Había una vez una niña llamada Temple Grandin que no habló hasta los tres años y medio. Por suerte, sus padres se dieron cuenta de que necesitaba un poco de ayuda extra y contrataron a un terapeuta del lenguaje.
La madre de Temple notaba que su hija era diferente, pero no se dio cuenta hasta tiempo después de que era autista. El cerebro de una persona autista está configurado de una manera ligeramente distinta, y su experiencia del mundo es diferente a la de los demás. Como muchos niños autistas, Temple Grandin tenía una piel súper sensible: la ropa le picaba mucho, así que siempre tenía que usar camisetas y pantalones muy suaves. Tampoco le gustaba que la abrazaran, pero le encantaba la sensación de sentirse presionada.

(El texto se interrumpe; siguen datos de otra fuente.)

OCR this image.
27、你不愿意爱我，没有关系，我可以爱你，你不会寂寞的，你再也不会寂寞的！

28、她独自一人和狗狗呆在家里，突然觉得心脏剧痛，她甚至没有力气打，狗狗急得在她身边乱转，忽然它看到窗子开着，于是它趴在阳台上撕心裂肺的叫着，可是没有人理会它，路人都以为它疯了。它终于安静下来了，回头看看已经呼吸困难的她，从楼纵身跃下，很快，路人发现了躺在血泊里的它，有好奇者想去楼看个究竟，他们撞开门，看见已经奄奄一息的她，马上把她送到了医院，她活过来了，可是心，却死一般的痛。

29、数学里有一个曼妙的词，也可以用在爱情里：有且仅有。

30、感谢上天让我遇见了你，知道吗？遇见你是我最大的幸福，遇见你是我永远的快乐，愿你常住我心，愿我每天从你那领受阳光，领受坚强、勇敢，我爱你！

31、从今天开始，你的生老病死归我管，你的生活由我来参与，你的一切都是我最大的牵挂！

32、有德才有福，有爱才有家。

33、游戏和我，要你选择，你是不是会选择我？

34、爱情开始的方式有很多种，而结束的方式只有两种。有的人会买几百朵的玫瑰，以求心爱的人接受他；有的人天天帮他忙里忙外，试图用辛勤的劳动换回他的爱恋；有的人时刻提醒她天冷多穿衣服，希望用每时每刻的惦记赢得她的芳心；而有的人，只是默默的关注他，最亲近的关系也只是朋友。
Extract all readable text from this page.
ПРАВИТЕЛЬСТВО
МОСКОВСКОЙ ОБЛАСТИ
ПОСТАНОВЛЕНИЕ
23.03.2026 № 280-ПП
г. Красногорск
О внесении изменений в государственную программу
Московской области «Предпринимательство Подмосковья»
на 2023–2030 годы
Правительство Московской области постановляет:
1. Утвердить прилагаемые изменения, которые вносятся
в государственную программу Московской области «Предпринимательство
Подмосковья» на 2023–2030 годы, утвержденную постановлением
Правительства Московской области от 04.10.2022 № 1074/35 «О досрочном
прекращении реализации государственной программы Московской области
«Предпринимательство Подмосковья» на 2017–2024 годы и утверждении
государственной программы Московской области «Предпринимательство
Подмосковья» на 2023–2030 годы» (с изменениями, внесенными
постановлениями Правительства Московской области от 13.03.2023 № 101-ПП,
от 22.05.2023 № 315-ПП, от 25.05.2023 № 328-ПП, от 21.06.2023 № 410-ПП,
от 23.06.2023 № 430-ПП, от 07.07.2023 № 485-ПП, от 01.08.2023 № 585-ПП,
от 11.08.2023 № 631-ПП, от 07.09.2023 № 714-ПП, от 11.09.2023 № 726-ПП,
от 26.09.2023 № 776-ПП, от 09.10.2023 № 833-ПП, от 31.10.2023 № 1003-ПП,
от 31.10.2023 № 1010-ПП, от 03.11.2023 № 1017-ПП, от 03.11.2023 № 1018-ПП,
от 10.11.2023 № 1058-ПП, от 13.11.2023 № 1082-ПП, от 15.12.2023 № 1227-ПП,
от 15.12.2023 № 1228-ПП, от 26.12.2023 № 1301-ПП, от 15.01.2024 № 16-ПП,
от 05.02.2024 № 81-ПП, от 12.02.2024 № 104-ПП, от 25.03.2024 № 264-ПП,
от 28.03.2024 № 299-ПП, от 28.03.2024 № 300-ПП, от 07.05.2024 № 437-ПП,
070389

En aquel tiempo la gente no entendía el autismo. No querían que les etiquetaran como autista, aunque eso podía significar muchas cosas diferentes. Los niños autistas están en un espectro que puede ir desde un nivel de genios hasta niños con grandes discapacidades de desarrollo o incapacidades de hablar. Pero temple no tuvo miedo de hablar sobre su autismo ni de explicar cómo su cerebro trabaja de una manera distinta. -No pienso en palabras -solía decir-. Pienso en imágenes ¡como una vaca!
Temple Grandin comprendió instintivamente cómo entender el mundo con los animales, y se convirtió en una profesora de ciencias animales mundialmente famosa que defendió con pasión el tratar con humanidad al ganado en un brillante libro llamado “Los animales nos hacen humanos”.